By the time World War Two erupted Hemingway was living in Cuba, just outside Havana, in his beloved home Finca Vigia. He was married to his third wife, Martha, and all seemed to be going well. Fishing daily in his beloved 38 foot boat Pilar seemed to be enough to occupy the mind of the great writer. But not for long.

By the early part of 1942, when the German Wolfpacks were wreaking havoc all around the Caribbean and the Gulf of Mexico, Hemingway hatched his plan. He would take the wooden hulled Pilar out on "patrols" to hunt U-boats. This was like Don Quixote thrusting at windmills. Surely he could not be serious. But indeed he was.
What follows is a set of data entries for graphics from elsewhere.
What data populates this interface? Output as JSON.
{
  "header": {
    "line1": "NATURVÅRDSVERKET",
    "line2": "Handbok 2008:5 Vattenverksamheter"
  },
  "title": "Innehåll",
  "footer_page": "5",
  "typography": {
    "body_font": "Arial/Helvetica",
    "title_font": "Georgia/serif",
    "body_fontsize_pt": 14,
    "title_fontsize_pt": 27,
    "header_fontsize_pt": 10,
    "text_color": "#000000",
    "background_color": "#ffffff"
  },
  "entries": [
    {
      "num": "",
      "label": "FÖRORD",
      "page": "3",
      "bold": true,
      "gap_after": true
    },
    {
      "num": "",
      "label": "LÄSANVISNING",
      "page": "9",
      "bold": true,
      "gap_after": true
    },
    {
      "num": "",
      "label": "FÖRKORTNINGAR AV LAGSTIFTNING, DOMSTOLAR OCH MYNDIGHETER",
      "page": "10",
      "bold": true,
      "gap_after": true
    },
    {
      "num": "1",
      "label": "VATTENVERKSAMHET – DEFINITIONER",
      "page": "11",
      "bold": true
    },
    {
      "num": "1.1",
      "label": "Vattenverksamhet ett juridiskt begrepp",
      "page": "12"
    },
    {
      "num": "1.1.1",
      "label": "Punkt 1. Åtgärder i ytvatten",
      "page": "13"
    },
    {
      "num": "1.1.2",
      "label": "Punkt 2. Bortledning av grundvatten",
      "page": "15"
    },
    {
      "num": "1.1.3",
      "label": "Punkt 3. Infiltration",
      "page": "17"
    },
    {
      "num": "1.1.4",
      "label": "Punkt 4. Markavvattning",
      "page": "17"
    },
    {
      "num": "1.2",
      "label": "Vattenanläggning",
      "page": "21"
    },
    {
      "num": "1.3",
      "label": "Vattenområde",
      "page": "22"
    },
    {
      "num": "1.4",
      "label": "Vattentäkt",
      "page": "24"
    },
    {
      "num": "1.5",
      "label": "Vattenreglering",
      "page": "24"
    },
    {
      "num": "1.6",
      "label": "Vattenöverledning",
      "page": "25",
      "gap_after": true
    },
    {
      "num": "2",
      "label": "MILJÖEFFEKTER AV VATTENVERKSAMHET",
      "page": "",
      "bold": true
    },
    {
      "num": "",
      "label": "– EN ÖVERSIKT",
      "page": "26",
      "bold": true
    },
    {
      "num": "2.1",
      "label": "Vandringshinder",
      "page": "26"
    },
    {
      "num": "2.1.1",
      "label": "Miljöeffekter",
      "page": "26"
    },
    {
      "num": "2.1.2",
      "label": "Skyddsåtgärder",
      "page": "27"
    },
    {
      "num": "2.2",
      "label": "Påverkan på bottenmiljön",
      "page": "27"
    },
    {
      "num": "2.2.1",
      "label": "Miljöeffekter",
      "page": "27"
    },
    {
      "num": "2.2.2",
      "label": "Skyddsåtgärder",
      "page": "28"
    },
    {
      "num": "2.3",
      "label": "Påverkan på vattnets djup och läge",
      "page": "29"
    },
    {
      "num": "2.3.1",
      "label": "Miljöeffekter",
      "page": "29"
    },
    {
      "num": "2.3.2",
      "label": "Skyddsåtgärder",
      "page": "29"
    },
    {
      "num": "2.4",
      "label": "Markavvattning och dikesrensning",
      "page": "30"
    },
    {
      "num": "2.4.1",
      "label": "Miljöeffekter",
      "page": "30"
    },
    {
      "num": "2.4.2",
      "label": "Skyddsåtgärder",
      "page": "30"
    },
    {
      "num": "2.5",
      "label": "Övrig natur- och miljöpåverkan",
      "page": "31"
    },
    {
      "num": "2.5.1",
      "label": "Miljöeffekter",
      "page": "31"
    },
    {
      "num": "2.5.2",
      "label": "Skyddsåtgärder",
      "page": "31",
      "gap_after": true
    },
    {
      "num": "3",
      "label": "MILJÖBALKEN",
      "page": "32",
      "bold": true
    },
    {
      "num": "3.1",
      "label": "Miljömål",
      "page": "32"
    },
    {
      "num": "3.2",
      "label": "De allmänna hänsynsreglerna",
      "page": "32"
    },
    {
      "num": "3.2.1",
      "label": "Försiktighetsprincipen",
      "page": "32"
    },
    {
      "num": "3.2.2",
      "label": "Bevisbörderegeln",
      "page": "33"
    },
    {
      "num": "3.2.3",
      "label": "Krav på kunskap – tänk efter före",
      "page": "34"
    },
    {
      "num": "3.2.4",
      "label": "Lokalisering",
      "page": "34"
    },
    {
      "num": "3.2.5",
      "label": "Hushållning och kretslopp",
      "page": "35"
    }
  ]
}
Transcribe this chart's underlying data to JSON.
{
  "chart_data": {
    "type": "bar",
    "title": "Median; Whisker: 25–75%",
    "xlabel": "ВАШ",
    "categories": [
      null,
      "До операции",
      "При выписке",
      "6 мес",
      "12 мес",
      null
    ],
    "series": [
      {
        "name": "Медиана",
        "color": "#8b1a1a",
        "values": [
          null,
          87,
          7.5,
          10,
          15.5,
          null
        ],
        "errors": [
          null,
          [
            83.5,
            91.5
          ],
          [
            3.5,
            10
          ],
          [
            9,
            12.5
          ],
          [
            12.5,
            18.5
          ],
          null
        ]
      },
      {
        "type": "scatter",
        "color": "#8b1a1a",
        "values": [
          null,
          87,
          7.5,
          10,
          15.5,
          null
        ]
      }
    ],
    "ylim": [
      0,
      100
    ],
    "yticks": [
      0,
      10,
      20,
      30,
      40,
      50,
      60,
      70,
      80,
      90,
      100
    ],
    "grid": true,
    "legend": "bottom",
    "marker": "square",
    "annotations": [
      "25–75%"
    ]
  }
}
Armed with Thompson submachine guns and handgrenades, along with a supply of bourbon, Hemingway made hundreds of these patrols. He was eagerly assisted by anyone who wished to accompany him on these trips. Everyone wanted a piece of this story!

With no sonar and radar still in it's infancy, eyes were the only real means available to detect submarines. As a matter of fact, all up and down the East Coast of the United States there were hundreds of fishing boats daily on the lookout for the submarines. Once sighted, the boats would call in the position of the U-boat and the Navy would send ships and planes to the area.

All this was risky business for these small craft. U-boats had a range of 8,400 miles on the surface at 16 knots. Below the surface they had only 20 hours of cruising time utilizing their batteries before needing to resurface and re-charge. By the time these U-boats had reached North America they were starved for food and vegetables. They were known to seize the cargo of many fishing boats and even freighters. The freighters were always sunk. Sometimes the fishing boats were sunk, other times they were merely relieved of their cargo.

Hemingways plan was to attempt an approach on one of these U-boats. He would then toss hand grenades into the conning tower while using the Thompsons to keep the subs crew from reaching the deck guns. Not a bad plan. The German conning towers were open from the rear, unlike the 360 degree protection on their American counterparts.

Mr. Mort delves deeply into the psychology of Mr. Hemingway and his plan to divine whether or not it was for real or just an act of false bravado.

Nevertheless, he has written an engaging book about one of America's most celebrated authors and his flamboyant, self styled attempt to hunt down, and perhaps capture, a German U-boat. That he never caught one does nothing to diminish the glory of his attempt to do so.